Nutritional info may include extra dirt

I have to hurry up and post before I drink any more beer and I'm too drunk to type. It's been a long week and I'm looking forward to a weekend with friends. I'm foregoing a quilting class this evening to drink beer, eat pizza and play Guitar Hero with the guys. This is just fine by me and I wasn't feeling all that productive. I'm sure I can learn how to make a blanket sometime later when I'm more inspired.

Speaking of uninspired, we've been eating out a lot lately and I'm becoming increasingly grossed out by behavior I see from food service staff. The Panera Bread jockey dutifully wore his plastic gloves while preparing my bagels after wearing them while getting my change from the cash drawer. Within that same week the lady at Jason's Deli dropped a stack of disposable cups on the floor and put them back in the dispenser before I could come of the counter and stop her. I'm sure I won't get some horrible disease from either of these events, but it just means that if they don't think during those acts, they won't think when it really matters.

So in that situation, what would you have done? I didn't say anything but it annoyed me for days (obviously since I'm talking about it now). And because I didn't say anything I feel like I've contributed to the problem by not correcting them. Then again, it's like screaming at the dog for getting in the trash where it's more for your own benefit than the dog's.
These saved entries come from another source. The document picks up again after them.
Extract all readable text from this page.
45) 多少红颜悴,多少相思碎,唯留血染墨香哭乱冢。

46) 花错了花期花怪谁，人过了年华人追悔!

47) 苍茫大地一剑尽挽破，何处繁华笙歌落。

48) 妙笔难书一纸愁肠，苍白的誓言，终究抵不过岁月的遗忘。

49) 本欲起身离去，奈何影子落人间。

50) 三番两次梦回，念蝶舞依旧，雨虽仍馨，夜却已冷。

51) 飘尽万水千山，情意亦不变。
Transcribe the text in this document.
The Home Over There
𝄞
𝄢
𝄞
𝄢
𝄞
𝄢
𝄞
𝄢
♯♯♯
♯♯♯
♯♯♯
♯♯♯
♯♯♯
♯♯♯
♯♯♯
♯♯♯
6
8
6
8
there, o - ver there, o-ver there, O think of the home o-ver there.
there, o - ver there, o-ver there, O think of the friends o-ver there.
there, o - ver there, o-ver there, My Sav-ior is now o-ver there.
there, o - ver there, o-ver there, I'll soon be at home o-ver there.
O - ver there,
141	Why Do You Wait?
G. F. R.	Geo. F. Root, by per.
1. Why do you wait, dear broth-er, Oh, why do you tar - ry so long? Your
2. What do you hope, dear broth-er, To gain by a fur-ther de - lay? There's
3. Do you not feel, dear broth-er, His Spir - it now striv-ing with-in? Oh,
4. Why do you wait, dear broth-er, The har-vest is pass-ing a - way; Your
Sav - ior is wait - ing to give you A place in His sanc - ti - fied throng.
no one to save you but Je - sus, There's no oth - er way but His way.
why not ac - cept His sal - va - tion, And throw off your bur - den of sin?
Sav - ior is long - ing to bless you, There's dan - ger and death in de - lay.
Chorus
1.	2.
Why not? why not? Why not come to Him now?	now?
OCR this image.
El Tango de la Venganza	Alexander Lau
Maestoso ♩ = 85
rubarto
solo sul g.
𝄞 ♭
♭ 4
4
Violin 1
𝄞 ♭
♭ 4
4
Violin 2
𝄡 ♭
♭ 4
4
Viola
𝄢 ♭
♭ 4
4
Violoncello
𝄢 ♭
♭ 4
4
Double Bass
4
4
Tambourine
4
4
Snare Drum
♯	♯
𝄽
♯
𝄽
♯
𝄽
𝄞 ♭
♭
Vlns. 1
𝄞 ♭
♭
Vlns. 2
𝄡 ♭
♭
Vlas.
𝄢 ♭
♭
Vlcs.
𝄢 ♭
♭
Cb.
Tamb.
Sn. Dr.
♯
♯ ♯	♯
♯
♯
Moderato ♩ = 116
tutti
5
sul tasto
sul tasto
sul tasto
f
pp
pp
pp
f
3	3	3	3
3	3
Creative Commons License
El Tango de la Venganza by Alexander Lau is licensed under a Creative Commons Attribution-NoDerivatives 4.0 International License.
So how do you handle strangers doing dumb ass things like that in a restaurant?

what runs in a family

My father sent me an email at 8:40pm saying his computer was "all messed up" and I was able to be there by 9pm to fix it. It also means, of course, that it's almost midnight and I'm just now getting home. The fix wasn't that time-consuming but all the chit-chatting around it was. When I was at my parents' Tuesday night I had passed a set of children's folding chairs and table on the trash. I immediately thought I should stop to pick them up but was in a hurry to get to my parents'. After spending an hour or two with them, I mentioned to my father that I had to get going soon to be sure to get this miniature dining set to save it from the landfill. It's not that I have any miniature people in my house that could use it other than the occasional visiting kid and we don't even really have a lot of space to store it, but I couldn't bear to think that something so perfectly useful would be thrown away and wasted. It just seemed selfish on the part of the world and it was my job to worry about these things.

I've been worrying about all the waste we've produced in our big office move. Sure, we haven't moved in over five years and we've amassed a bunch of junk to remove at one time. But I just don't know who to call about a woefully out-dated server with a bad power supply and everyone we did call had no idea how to help us. So it went to the landfill and I fretted about it.

When I left my parents' house very late that evening on "trash night" I drove slowly down our side street looking for the dining set but it had already been picked up. I took solace that there are extended members of our "family" that will save things from the landfill.

40 years ago today

On Halloween night in 1967, my parents got engaged. Daddy had just gotten his papers to send him to Vietnam after having been inducted that previous February. He called Mom from a pay phone on Fort Sill in Oklahoma to tell her. Mom: "Well, what do you want to do?"

Dad: "I think I want to get married."

They were married the Friday after Thanksgiving less than a month later. Whenever I worried that maybe Rich and I hadn't planned ahead far enough for our own wedding, I always reminded myself that Mom planned their wedding in under a month and even made her own dress. She's always worked well under pressure.

I called Mom yesterday on my way home from dinner and she sounded upset. The water heater had burst in their house for the third time since she's owned the house and it's directly over their dining room which serves as their office. It ruined her expensive speaker phone, may have ruined the computer and soaked tons of important papers - and we were lucky we found it only an hour or so after it happened.

She started to get choked up when she said she thought all her pictures of our wedding were ruined. Thankfully, her quick thinking saved most of them and the others are easy to re-print from digital images. It was odd timing that 40 years after their nuptials she was concerned about losing her photos of our wedding. Maybe I can convince them to get a family portrait of all of us this holiday season before time gets away from us.